Petit à petit, la France se fait expulser du continent africain. Dans de nombreux pays, le ressentiment à notre égard s’accroît et l’on ne sent pas le gouvernement français capable d’inverser cette lourde tendance.
Chacun peut facilement voir l’importance des enjeux que représente le continent africain pour les années à venir, et s’inquiéter de voir la Russie, la Chine et, dans une moindre mesure, les États-Unis y prendre de solides positions à notre détriment – alors que nous sommes de moins en moins capables d’y faire face.
Les causes sont nombreuses et le constat quasi unanime.
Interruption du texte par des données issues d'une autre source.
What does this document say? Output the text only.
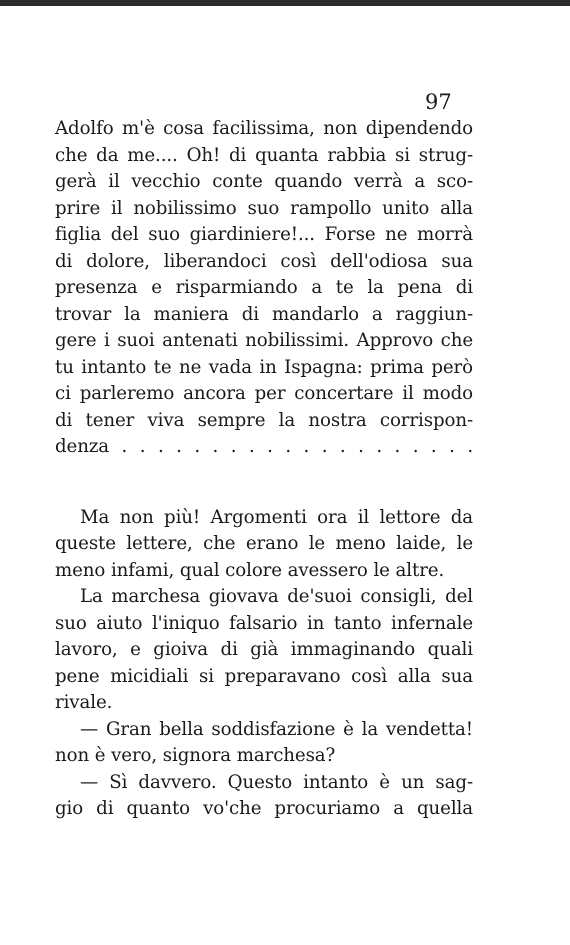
97
Adolfo m'è cosa facilissima, non dipendendo
che da me.... Oh! di quanta rabbia si strug-
gerà il vecchio conte quando verrà a sco-
prire il nobilissimo suo rampollo unito alla
figlia del suo giardiniere!... Forse ne morrà
di dolore, liberandoci così dell'odiosa sua
presenza e risparmiando a te la pena di
trovar la maniera di mandarlo a raggiun-
gere i suoi antenati nobilissimi. Approvo che
tu intanto te ne vada in Ispagna: prima però
ci parleremo ancora per concertare il modo
di tener viva sempre la nostra corrispon-
denza . . . . . . . . . . . . . . . . . . . .
Ma non più! Argomenti ora il lettore da
queste lettere, che erano le meno laide, le
meno infami, qual colore avessero le altre.
La marchesa giovava de'suoi consigli, del
suo aiuto l'iniquo falsario in tanto infernale
lavoro, e gioiva di già immaginando quali
pene micidiali si preparavano così alla sua
rivale.
— Gran bella soddisfazione è la vendetta!
non è vero, signora marchesa?
— Sì davvero. Questo intanto è un sag-
gio di quanto vo'che procuriamo a quella
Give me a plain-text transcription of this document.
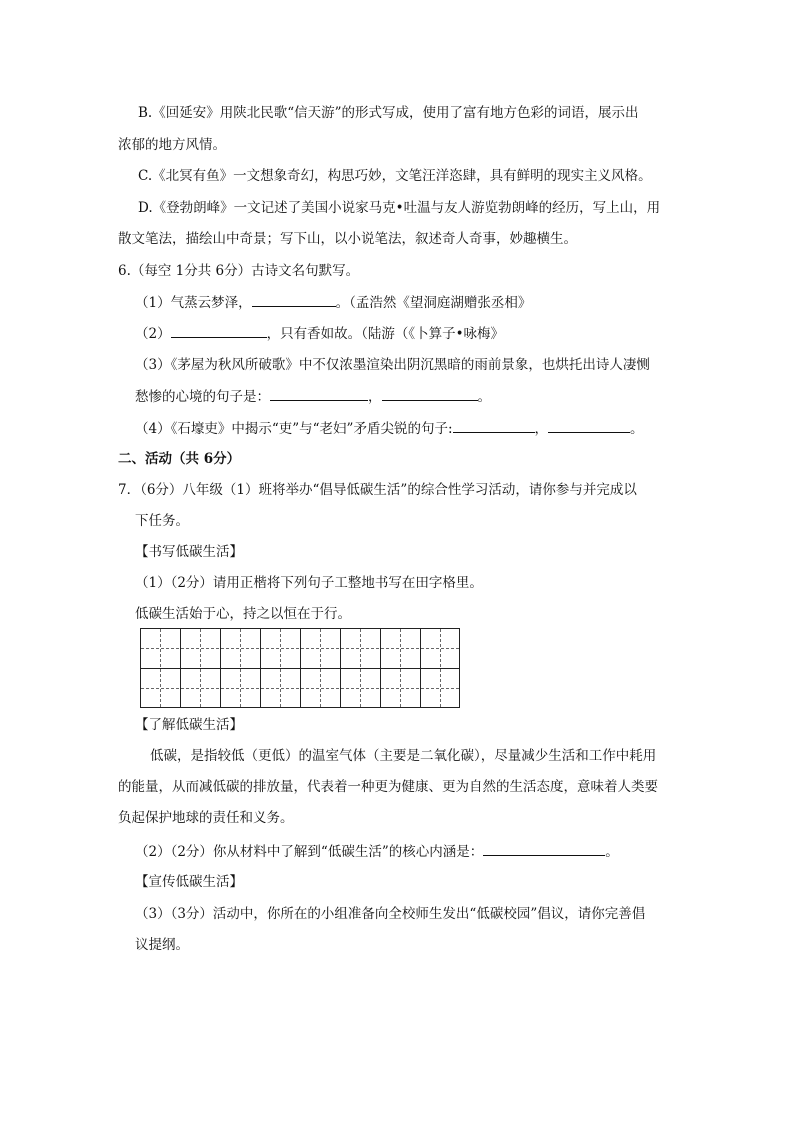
B.《回延安》用陕北民歌“信天游”的形式写成，使用了富有地方色彩的词语，展示出
浓郁的地方风情。
C.《北冥有鱼》一文想象奇幻，构思巧妙，文笔汪洋恣肆，具有鲜明的现实主义风格。
D.《登勃朗峰》一文记述了美国小说家马克•吐温与友人游览勃朗峰的经历，写上山，用
散文笔法，描绘山中奇景；写下山，以小说笔法，叙述奇人奇事，妙趣横生。
6.（每空 1分共 6分）古诗文名句默写。
（1）气蒸云梦泽，	。（孟浩然《望洞庭湖赠张丞相》
（2）	，只有香如故。（陆游（《卜算子•咏梅》
（3）《茅屋为秋风所破歌》中不仅浓墨渲染出阴沉黑暗的雨前景象，也烘托出诗人凄恻
愁惨的心境的句子是：	，	。
（4）《石壕吏》中揭示“吏”与“老妇”矛盾尖锐的句子:	，	。
二、活动（共 6分）
7．（6分）八年级（1）班将举办“倡导低碳生活”的综合性学习活动，请你参与并完成以
下任务。
【书写低碳生活】
（1）（2分）请用正楷将下列句子工整地书写在田字格里。
低碳生活始于心，持之以恒在于行。
【了解低碳生活】
低碳，是指较低（更低）的温室气体（主要是二氧化碳），尽量减少生活和工作中耗用
的能量，从而减低碳的排放量，代表着一种更为健康、更为自然的生活态度，意味着人类要
负起保护地球的责任和义务。
（2）（2分）你从材料中了解到“低碳生活”的核心内涵是：	。
【宣传低碳生活】
（3）（3分）活动中，你所在的小组准备向全校师生发出“低碳校园”倡议，请你完善倡
议提纲。
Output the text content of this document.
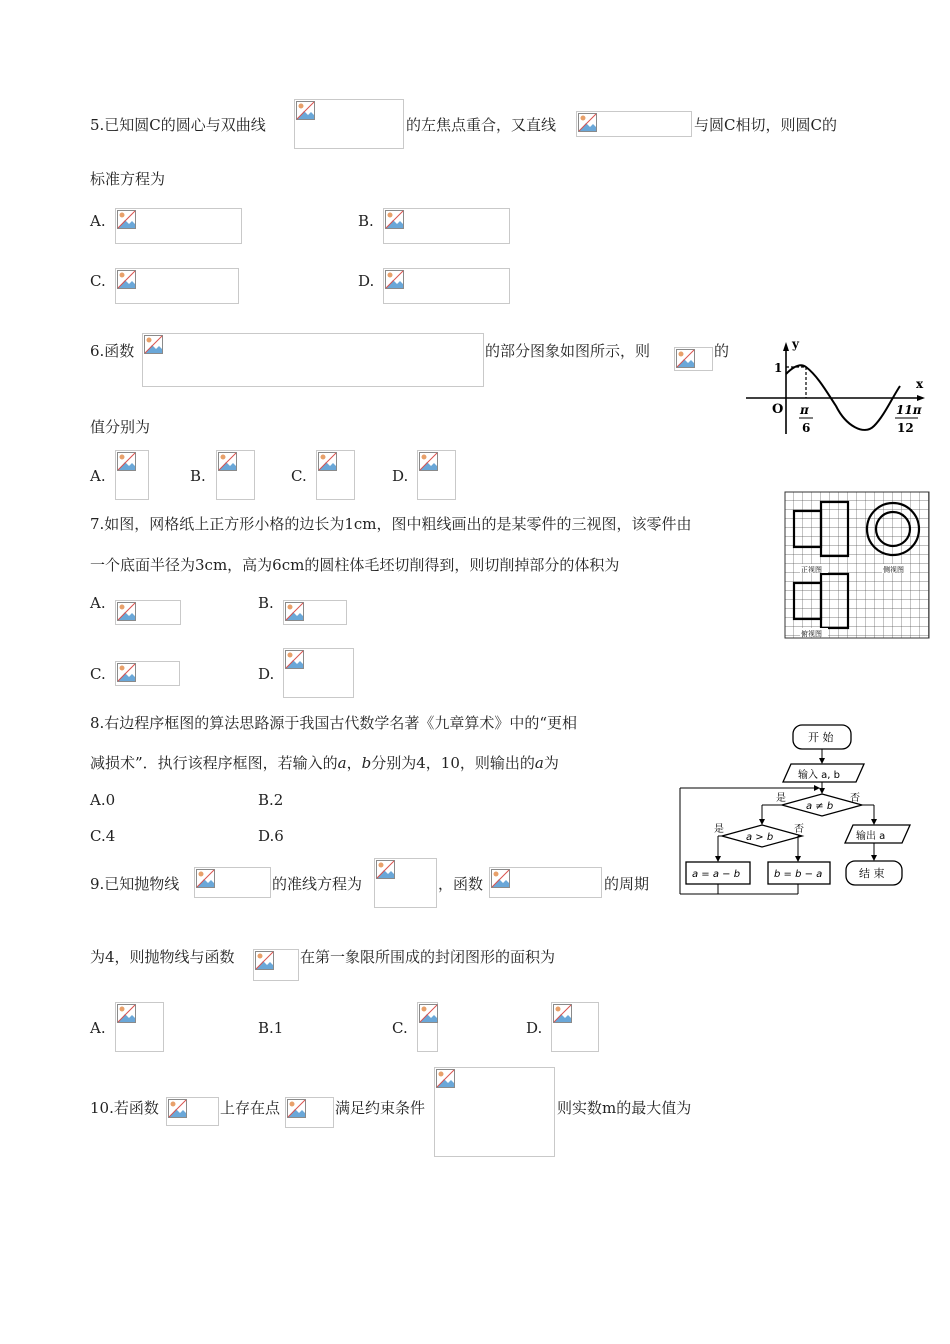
5.已知圆C的圆心与双曲线	的左焦点重合，又直线	与圆C相切，则圆C的
标准方程为
A.	B.
C.	D.
6.函数	的部分图象如图所示，则	的
值分别为
A.	B.	C.	D.
y
x
1
O π
6
11π
12
7.如图，网格纸上正方形小格的边长为1cm，图中粗线画出的是某零件的三视图，该零件由
一个底面半径为3cm，高为6cm的圆柱体毛坯切削得到，则切削掉部分的体积为
A.	B.
C.	D.
正视图	侧视图
俯视图
8.右边程序框图的算法思路源于我国古代数学名著《九章算术》中的“更相
减损术”．执行该程序框图，若输入的a，b分别为4，10，则输出的a为
A.0	B.2
C.4	D.6
开 始
输入 a, b
a ≠ b
是	否
a > b
是	否
a = a − b	b = b − a
输出 a
结 束
9.已知抛物线	的准线方程为	，函数	的周期
为4，则抛物线与函数	在第一象限所围成的封闭图形的面积为
A.	B.1	C.	D.
10.若函数	上存在点	满足约束条件	则实数m的最大值为
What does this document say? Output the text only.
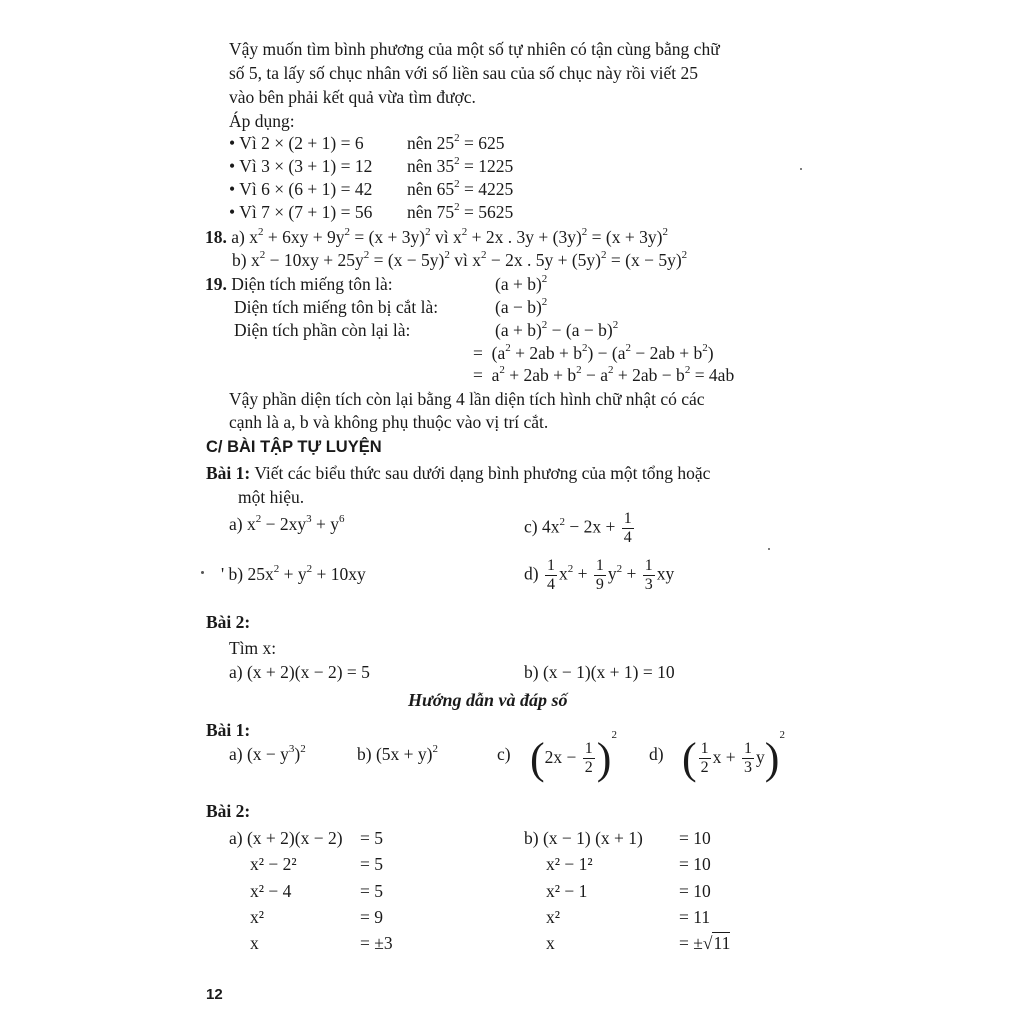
Vậy muốn tìm bình phương của một số tự nhiên có tận cùng bằng chữ
số 5, ta lấy số chục nhân với số liền sau của số chục này rồi viết 25
vào bên phải kết quả vừa tìm được.
Áp dụng:
• Vì 2 × (2 + 1) = 6 nên $25^2 = 625$
• Vì 3 × (3 + 1) = 12 nên $35^2 = 1225$
• Vì 6 × (6 + 1) = 42 nên $65^2 = 4225$
• Vì 7 × (7 + 1) = 56 nên $75^2 = 5625$
18. a) $x^2 + 6xy + 9y^2 = (x + 3y)^2$ vì $x^2 + 2x$ . $3y + (3y)^2 = (x + 3y)^2$
b) $x^2 - 10xy + 25y^2 = (x - 5y)^2$ vì $x^2 - 2x$ . $5y + (5y)^2 = (x - 5y)^2$
19. Diện tích miếng tôn là:	$(a + b)^2$
Diện tích miếng tôn bị cắt là:	$(a - b)^2$
Diện tích phần còn lại là:	$(a + b)^2 - (a - b)^2$
=  $(a^2 + 2ab + b^2) - (a^2 - 2ab + b^2)$
=  $a^2 + 2ab + b^2 - a^2 + 2ab - b^2 = 4ab$
Vậy phần diện tích còn lại bằng 4 lần diện tích hình chữ nhật có các
cạnh là a, b và không phụ thuộc vào vị trí cắt.
C/ BÀI TẬP TỰ LUYỆN
Bài 1: Viết các biểu thức sau dưới dạng bình phương của một tổng hoặc
một hiệu.
a) $x^2 - 2xy^3 + y^6$	c) $4x^2 - 2x + \frac{1}{4}$
' b) $25x^2 + y^2 + 10xy$	$d) \frac{1}{4} x^2 + \frac{1}{9} y^2 + \frac{1}{3}$ xy
Bài 2:
Tìm x:
a) (x + 2)(x − 2) = 5	b) (x − 1)(x + 1) = 10
Hướng dẫn và đáp số
Bài 1:
a) $(x - y^3)^2$	b) $(5x + y)^2$	c) $(2x - \frac{1}{2} )^2$
d) ( $\frac{1}{2}$ $x + \frac{1}{3} y)^2$
Bài 2:
a) (x + 2)(x − 2) = 5
x² − 2²	= 5
x² − 4	= 5
x²	= 9
x	= ±3
b) (x − 1) (x + 1) = 10
x² − 1²	= 10
x² − 1	= 10
x²	= 11
x	= ±√11
12
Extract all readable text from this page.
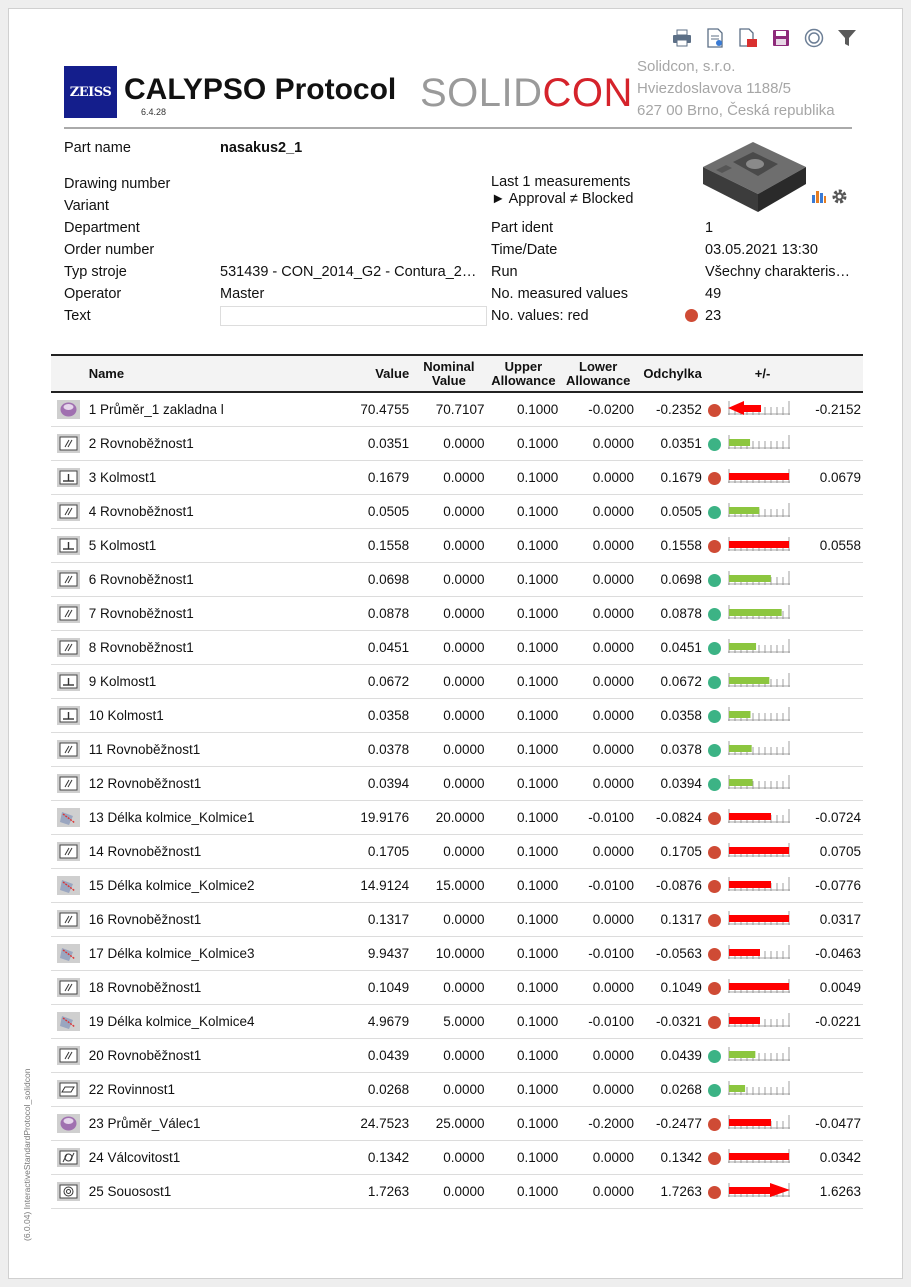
ZEISS CALYPSO Protocol
6.4.28	SOLIDCON
Solidcon, s.r.o.
Hviezdoslavova 1188/5
627 00 Brno, Česká republika
Part name	nasakus2_1
Drawing number
Variant
Department
Order number
Typ stroje	531439 - CON_2014_G2 - Contura_2…
Operator	Master
Text
Last 1 measurements
► Approval ≠ Blocked
Part ident	1
Time/Date	03.05.2021 13:30
Run	Všechny charakteris…
No. measured values	49
No. values: red	23
	Name	Value	Nominal Value	Upper Allowance	Lower Allowance	Odchylka		+/-	

	1 Průměr_1 zakladna l	70.4755	70.7107	0.1000	-0.0200	-0.2352			-0.2152

	2 Rovnoběžnost1	0.0351	0.0000	0.1000	0.0000	0.0351			

	3 Kolmost1	0.1679	0.0000	0.1000	0.0000	0.1679			0.0679

	4 Rovnoběžnost1	0.0505	0.0000	0.1000	0.0000	0.0505			

	5 Kolmost1	0.1558	0.0000	0.1000	0.0000	0.1558			0.0558

	6 Rovnoběžnost1	0.0698	0.0000	0.1000	0.0000	0.0698			

	7 Rovnoběžnost1	0.0878	0.0000	0.1000	0.0000	0.0878			

	8 Rovnoběžnost1	0.0451	0.0000	0.1000	0.0000	0.0451			

	9 Kolmost1	0.0672	0.0000	0.1000	0.0000	0.0672			

	10 Kolmost1	0.0358	0.0000	0.1000	0.0000	0.0358			

	11 Rovnoběžnost1	0.0378	0.0000	0.1000	0.0000	0.0378			

	12 Rovnoběžnost1	0.0394	0.0000	0.1000	0.0000	0.0394			

	13 Délka kolmice_Kolmice1	19.9176	20.0000	0.1000	-0.0100	-0.0824			-0.0724

	14 Rovnoběžnost1	0.1705	0.0000	0.1000	0.0000	0.1705			0.0705

	15 Délka kolmice_Kolmice2	14.9124	15.0000	0.1000	-0.0100	-0.0876			-0.0776

	16 Rovnoběžnost1	0.1317	0.0000	0.1000	0.0000	0.1317			0.0317

	17 Délka kolmice_Kolmice3	9.9437	10.0000	0.1000	-0.0100	-0.0563			-0.0463

	18 Rovnoběžnost1	0.1049	0.0000	0.1000	0.0000	0.1049			0.0049

	19 Délka kolmice_Kolmice4	4.9679	5.0000	0.1000	-0.0100	-0.0321			-0.0221

	20 Rovnoběžnost1	0.0439	0.0000	0.1000	0.0000	0.0439			

	22 Rovinnost1	0.0268	0.0000	0.1000	0.0000	0.0268			

	23 Průměr_Válec1	24.7523	25.0000	0.1000	-0.2000	-0.2477			-0.0477

	24 Válcovitost1	0.1342	0.0000	0.1000	0.0000	0.1342			0.0342

	25 Souosost1	1.7263	0.0000	0.1000	0.0000	1.7263			1.6263
(6.0.04) InteractiveStandardProtocol_solidcon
L’accroissement spectaculaire – prévisible, en tout cas – de sa population, une stabilité politique et économique qui tarde à s’affirmer dans beaucoup d’endroits, la présence de l’islam conquérant qui gangrène l’Afrique noire, le cancer de la corruption, le pillage plus ou moins ouvert des ressources, les migrations qui privent de nombreux pays africains de leurs forces les plus vives : tout cela prive l’immense majorité des peuples africains des moyens indispensables à leur développement et à leur prospérité.
Se pose alors la question de savoir à qui en revient la responsabilité. Une forme de facilité gauchère et très française continue d’entretenir cette idée simple selon laquelle le colonialisme est responsable de tous les maux, même encore aujourd’hui soixante ans après que les dernières colonies françaises sont devenues indépendantes. C’est cette idée qu’Emmanuel Macron a essayé de combattre lors de la désormais fameuse conférence de presse commune avec le président de la République démocratique du Congo en l’invitant à ne pas chercher sans cesse des responsables à l’extérieur de ses propres frontières. En passant, on aurait aimé un discours équivalent à l’égard de l’Algérie, mais il est vrai que Brazzaville est plus loin de Paris qu’Alger.
Pour une fois, le problème posé par la déclaration d’Emmanuel Macron n’est pas le fond. Que la France ait des torts, y compris depuis que les pays africains sont indépendants, c’est un fait. Si nous étions un pays adulte, nous serions capables de regarder en face ces responsabilités sans pour autant, jusqu’à la fin des temps, nous couvrir la tête de cendres et n’avoir que honte de l’histoire de notre présence sur ce continent. C’est la forme du discours d’Emmanuel Macron, à ce moment de cette visite officielle, qui est inacceptable. Aucun chef d’État ne peut tolérer de recevoir la leçon publique sur la façon dont il conduit les affaires de son propre pays. Emmanuel Macron s’est fait rabrouer, comme un adolescent mal élevé qui met les pieds sur la table où il est invité à dîner. Quelques jours auparavant, le roi du Maroc lui-même avait tenu à préciser que, contrairement à ce qu’affirmait le Président français, les relations entre le Maroc et la France n’étaient ni bonnes ni amicales ! On cherchera en vain des précédents dans l’histoire des relations entre nos deux pays.
Après l’épisode de Kinshasa, si humiliant pour notre peuple, plutôt que de se faire discret et de revenir tranquillement en France, le président de la République a été filmé en fête et en sueur, une bière à la main dans une boîte de nuit à la mode, comme un vulgaire ministre de l’Intérieur de son gouvernement, un soir de manifestations de gilets jaunes !
De tels épisodes montrent que ce qui se joue en ce moment sur le continent africain n’est pas seulement la fin de la « France Afrique » mais le début de la fin de la présence de la France en Afrique, et de son influence. Inutile, dans ces conditions, d’expliquer que la vivacité du ressentiment anti-France est due à la déloyauté et à la brutalité des Russes, aux mauvaises manières d’on ne sait qui. Un jour viendra, sans doute, où les chefs d’État africains qui ont expulsé la France pour accueillir à bras ouverts d’autres grandes puissances le regretteront. Ce ne serait, de toute façon, pas réjouissant. Mais il reste notre incapacité à entendre les aspirations profondes des peuples africains, à aider les forces vives des peuples plutôt que soutenir des dirigeants profiteurs, à inventer de réelles politiques de codéveloppement plutôt que de soutenir, volens nolens, des pratiques ploutocratiques.
Tout cela signe notre faillite, faute que la France ait un chef d’État qui la dirige, parce qu’il a visiblement la tête ailleurs. Il en est de notre relation avec l’Afrique comme de la puissance maritime française, de l’outre-mer, de notre souveraineté, de notre Défense et de tant d’autres choses qui détruisent la réputation de notre pays dans le monde : un fiasco supplémentaire. Non, décidément, un Président ne devrait pas faire tout ça.